假设我有下表,并且我希望提取每个正向和负向运动之间的天数。 这样,对于SQL中的每个“ id”,我必须计算两对日期之间的中间天数以及负数在正数之间的比例。
$ portping() { python <<<"import socket; socket.setdefaulttimeout(1); socket.socket().connect(('$1', $2))" 2> /dev/null && echo OPEN || echo CLOSED; }
$ portping localhost 6006
OPEN
$ portping hostname.domain.tld 6006
CLOSED
答案 0 :(得分:1)
您想要这样的东西:
select A.id, B.date - A.date as "days_in", (B.money - A.money) / (b.date - A.date)
as "prop"
from
(
select X.id, X.date, min(NextDate.date) as "MinNextDate", X.money
from [yourTable] X, [yourtable] NextDate
where
NextDate.date > X.date
and NextDate.id = X.id
) A,
[YourTable] B
where
A.id = B.id
and B.date = A.MinNextDate
我认为,teradata返回的日期差为天数,为整数格式。
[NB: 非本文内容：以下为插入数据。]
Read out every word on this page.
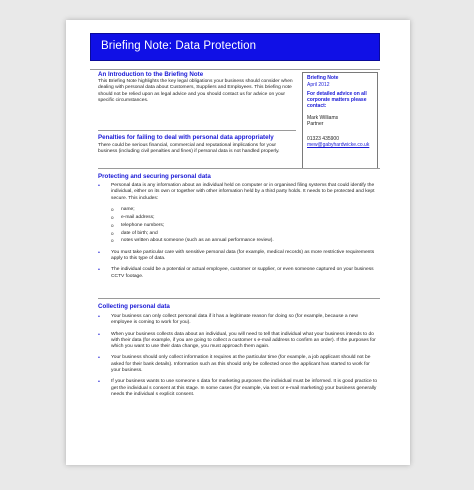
Briefing Note: Data Protection
An Introduction to the Briefing Note
This Briefing Note highlights the key legal obligations your business should consider when dealing with personal data about Customers, Suppliers and Employees. This briefing note should not be relied upon as legal advice and you should contact us for advice on your specific circumstances.
Briefing Note
April 2012
For detailed advice on all corporate matters please contact:
Mark Williams
Partner
01323 435900
mew@gabyhardwicke.co.uk
Penalties for failing to deal with personal data appropriately
There could be serious financial, commercial and reputational implications for your business (including civil penalties and fines) if personal data is not handled properly.
Protecting and securing personal data
• Personal data is any information about an individual held on computer or in organised filing systems that could identify the individual, either on its own or together with other information held by a third party holds. It needs to be protected and kept secure. This includes:
o name;
o e-mail address;
o telephone numbers;
o date of birth; and
o notes written about someone (such as an annual performance review).
• You must take particular care with sensitive personal data (for example, medical records) as more restrictive requirements apply to this type of data.
• The individual could be a potential or actual employee, customer or supplier, or even someone captured on your business CCTV footage.
Collecting personal data
• Your business can only collect personal data if it has a legitimate reason for doing so (for example, because a new employee is coming to work for you).
• When your business collects data about an individual, you will need to tell that individual what your business intends to do with their data (for example, if you are going to collect a customer s e-mail address to confirm an order). If the purposes for which you want to use their data change, you must approach them again.
• Your business should only collect information it requires at the particular time (for example, a job applicant should not be asked for their bank details). Information such as this should only be collected once the applicant has started to work for your business.
• If your business wants to use someone s data for marketing purposes the individual must be informed. It is good practice to get the individual s consent at this stage. In some cases (for example, via text or e-mail marketing) your business generally needs the individual s explicit consent.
如果它是dateTime,则可能需要将datetime值设置为日期后再减去。
答案 1 :(得分:1)
如何以一种略有不同的方式使用自连接,但是由于将对每一行进行连接,因此它仍会产生额外的行。您可以根据自己的条件进一步限制它
select a.id, (b.date-a.date) as days_in,
abs(b.money)/a.money as prop
from <table> a
inner join <table> b
on a.id=b.id
and a.date<>b.date
where (b.date-a.date)>0 and (abs(b.money)/a.money)>0
and (a.money>0 and b.money<=-1)
答案 2 :(得分:1)
要获取先前的正值,可以使用last_value:
SELECT id
,datecol
-- ratio between current negative and previous positive money
,Abs(Cast(money AS NUMBER)) /
Last_Value(CASE WHEN money > 0 THEN money end IGNORE NULLS)
Over (PARTITION BY id
ORDER BY datecol)
-- difference between current and previous date
-- might need a cast to date or interval result if the datecol is a Timestamp
,datecol-
Last_Value(CASE WHEN money > 0 THEN DATE_ end IGNORE NULLS)
Over (PARTITION BY id
ORDER BY datecol)
FROM vt AS t
-- return only rows with negative money
QUALIFY money < 0
当然,这假定总是存在具有正负值的交替行。